假如又可以获得训练集 \({\mathbb S}_1 = \{({\bm x}_i, {\bm t}_i)\}_{i=N_0+1}^{N_0+N_1}\) , 其中 \(N_1\) 为新样本数目, 问题变为最小化

\[\left\| \left[ \begin{array}{l}{\bm{H}_{0}} \\ {\bm{H}_{1}}\end{array}\right] {\bm \beta}-\left[ \begin{array}{l}{\bm{T}_{0}} \\ {\bm{T}_{1}}\end{array}\right] \right\| \]

其解为:

\[\boldsymbol{\beta}_{1}=\bm{K}_{1}^{-1} \left[ \begin{array}{c}{\bm{H}_{0}} \\ {\bm{H}_{1}}\end{array}\right]^{T} \left[ \begin{array}{c}{\bm{T}_{0}} \\ {\bm{T}_{1}}\end{array}\right], \; \bm{K}_{1}=\left[ \begin{array}{l}{\bm{H}_{0}} \\ {\bm{H}_{1}}\end{array}\right]^{T} \left[ \begin{array}{l}{\bm{H}_{0}} \\ {\bm{H}_{1}}\end{array}\right] \]

又因为

\[\begin{aligned} \bm{K}_{1} &=\left[ \begin{array}{cc}{\bm{H}_{0}^{T}} & {\bm{H}_{1}^{T}}\end{array}\right] \left[ \begin{array}{l}{\bm{H}_{0}} \\ {\bm{H}_{1}}\end{array}\right] \\ &=\bm{K}_{0}+\bm{H}_{1}^{T} \bm{H}_{1} \end{aligned} \]

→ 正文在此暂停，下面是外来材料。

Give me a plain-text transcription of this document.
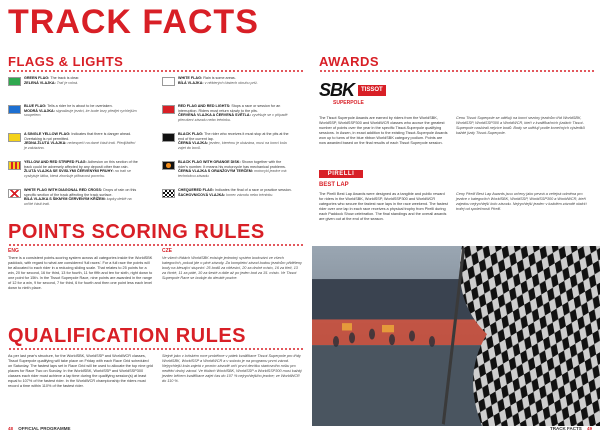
TRACK FACTS
FLAGS & LIGHTS
GREEN FLAG: The track is clear.
ZELENÁ VLAJKA: Trať je volná.
BLUE FLAG: Tells a rider he is about to be overtaken.
MODRÁ VLAJKA: signalizuje jezdci, že bude brzy předjet rychlejším soupeřem.
A SINGLE YELLOW FLAG: Indicates that there is danger ahead. Overtaking is not permitted.
JEDNA ŽLUTÁ VLAJKA: nebezpečí na dané části trati. Předjíždění je zakázáno.
YELLOW AND RED STRIPED FLAG: Adhesion on this section of the track could be adversely affected by any deposit other than rain.
ŽLUTÁ VLAJKA SE SVISLÝMI ČERVENÝMI PRUHY: na trati se vyskytuje látka, která zhoršuje přilnavost povrchu.
WHITE FLAG WITH DIAGONAL RED CROSS: Drops of rain on this specific section of the track affecting the track surface.
BÍLÁ VLAJKA S ŠIKMÝM ČERVENÝM KŘÍŽEM: kapky deště na určité části trati.
WHITE FLAG: Rain is some areas.
BÍLÁ VLAJKA: v některých částech okruhu prší.
RED FLAG AND RED LIGHTS: Stops a race or session for an interruption. Riders must return slowly to the pits.
ČERVENÁ VLAJKA A ČERVENÁ SVĚTLA: vyvěšuje se v případě přerušení závodu nebo tréninku.
BLACK FLAG: The rider who receives it must stop at the pits at the end of the current lap.
ČERNÁ VLAJKA: jezdec, kterému je ukázána, musí na konci kola zajet do boxů.
BLACK FLAG WITH ORANGE DISK: Shown together with the rider's number. It means his motorcycle has mechanical problems.
ČERNÁ VLAJKA S ORANŽOVÝM TERČEM: motocykl jezdce má technickou závadu.
CHEQUERED FLAG: Indicates the final of a race or practice session.
ŠACHOVNICOVÁ VLAJKA: konec závodu nebo tréninku.
POINTS SCORING RULES
ENG	CZE
There is a consistent points-scoring system across all categories inside the WorldSBK paddock, with regard to what are considered 'full races'. For a full race the points will be allocated to each rider in a reducing sliding scale. That relates to 25 points for a win, 20 for second, 16 for third, 13 for fourth, 11 for fifth and ten for sixth, right down to one point for 15th. In the Tissot Superpole Race, nine points are awarded in the range of 12 for a win, 9 for second, 7 for third, 6 for fourth and then one point less each level down to ninth place.
Ve všech třídách WorldSBK existuje jednotný systém bodování ve všech kategoriích, pokud jde o plné závody. Za kompletní závod budou jezdcům přiděleny body na klesající stupnici: 25 bodů za vítězství, 20 za druhé místo, 16 za třetí, 13 za čtvrté, 11 za páté, 10 za šesté a dále až po jeden bod za 15. místo. Ve Tissot Superpole Race se boduje do deváté pozice.
QUALIFICATION RULES
As per last year's structure, for the WorldSBK, WorldSSP and WorldWCR classes, Tissot Superpole qualifying will take place on Friday with each Race Grid scheduled on Saturday. The fastest laps set in Race Grid will be used to allocate the top nine grid places for Race Two on Sunday. In the WorldSBK, WorldSSP and WorldSSP300 classes each rider must achieve a lap time during the qualifying session(s) at least equal to 107% of the fastest rider. In the WorldWCR championship the riders must record a time within 110% of the fastest rider.
Stejně jako v loňském roce proběhne v pátek kvalifikace Tissot Superpole pro třídy WorldSBK, WorldSSP a WorldWCR a v sobotu je na programu první závod. Nejrychlejší kola zajetá v prvním závodě určí první devítku startovního roštu pro nedělní druhý závod. Ve třídách WorldSBK, WorldSSP a WorldSSP300 musí každý jezdec během kvalifikace zajet čas do 107 % nejrychlejšího jezdce; ve WorldWCR do 110 %.
AWARDS
SBK	TISSOT
SUPERPOLE
The Tissot Superpole Awards are earned by riders from the WorldSBK, WorldSSP, WorldSSP300 and WorldWCR classes who accrue the greatest number of points over the year in the specific Tissot-Superpole qualifying sessions. In Assen, in exact addition to the existing Tissot-Superpole Awards won up to turns of the blue ribbon WorldSBK category podium. Points are now awarded based on the final results of each Tissot Superpole session.
Cenu Tissot Superpole se udělují na konci sezóny jezdcům tříd WorldSBK, WorldSSP, WorldSSP300 a WorldWCR, kteří v kvalifikačních jízdách Tissot-Superpole nasbírali nejvíce bodů. Body se udělují podle konečných výsledků každé jízdy Tissot-Superpole.
PIRELLI
BEST LAP
The Pirelli Best Lap Awards were designed as a tangible and public reward for riders in the WorldSBK, WorldSSP, WorldSSP300 and WorldWCR categories who secure the fastest race laps in the race weekend. The fastest rider over one lap in each race receives a physical trophy from Pirelli during each Paddock Show celebration. The final standings and the overall awards are given out at the end of the season.
Ceny Pirelli Best Lap Awards jsou určeny jako pevná a veřejná odměna pro jezdce v kategoriích WorldSBK, WorldSSP, WorldSSP300 a WorldWCR, kteří zajedou nejrychlejší kolo závodu. Nejrychlejší jezdec v každém závodě obdrží trofej od společnosti Pirelli.
48 OFFICIAL PROGRAMME	TRACK FACTS 49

\[\begin{aligned} \left[ \begin{array}{c}{\bm{H}_{0}} \\ {\bm{H}_{1}}\end{array}\right]^{T} \left[ \begin{array}{c}{\bm{T}_{0}} \\ {\bm{T}_{1}}\end{array}\right] &=\bm{H}_{0}^{T} \bm{T}_{0}+\bm{H}_{1}^{T} \bm{T}_{1} \\ &=\bm{K}_{0} \bm{K}_{0}^{-1} \bm{H}_{0}^{T} \bm{T}_{0}+\bm{H}_{1}^{T} \bm{T}_{1} \\ &=\bm{K}_{0} {\bm \beta_{0}}+\bm{H}_{1}^{T} \bm{T}_{1} \\ &=\left(\bm{K}_{1}-\bm{H}_{1}^{T} \bm{H}_{1}\right) {\bm \beta_{0}}+\bm{H}_{1}^{T} \bm{T}_{1} \\ &=\bm{K}_{1} {\bm \beta_{0}}-\bm{H}_{1}^{T} \bm{H}_{1} \boldsymbol{\beta}_{0}+\bm{H}_{1}^{T} \bm{T}_{1} \end{aligned} \]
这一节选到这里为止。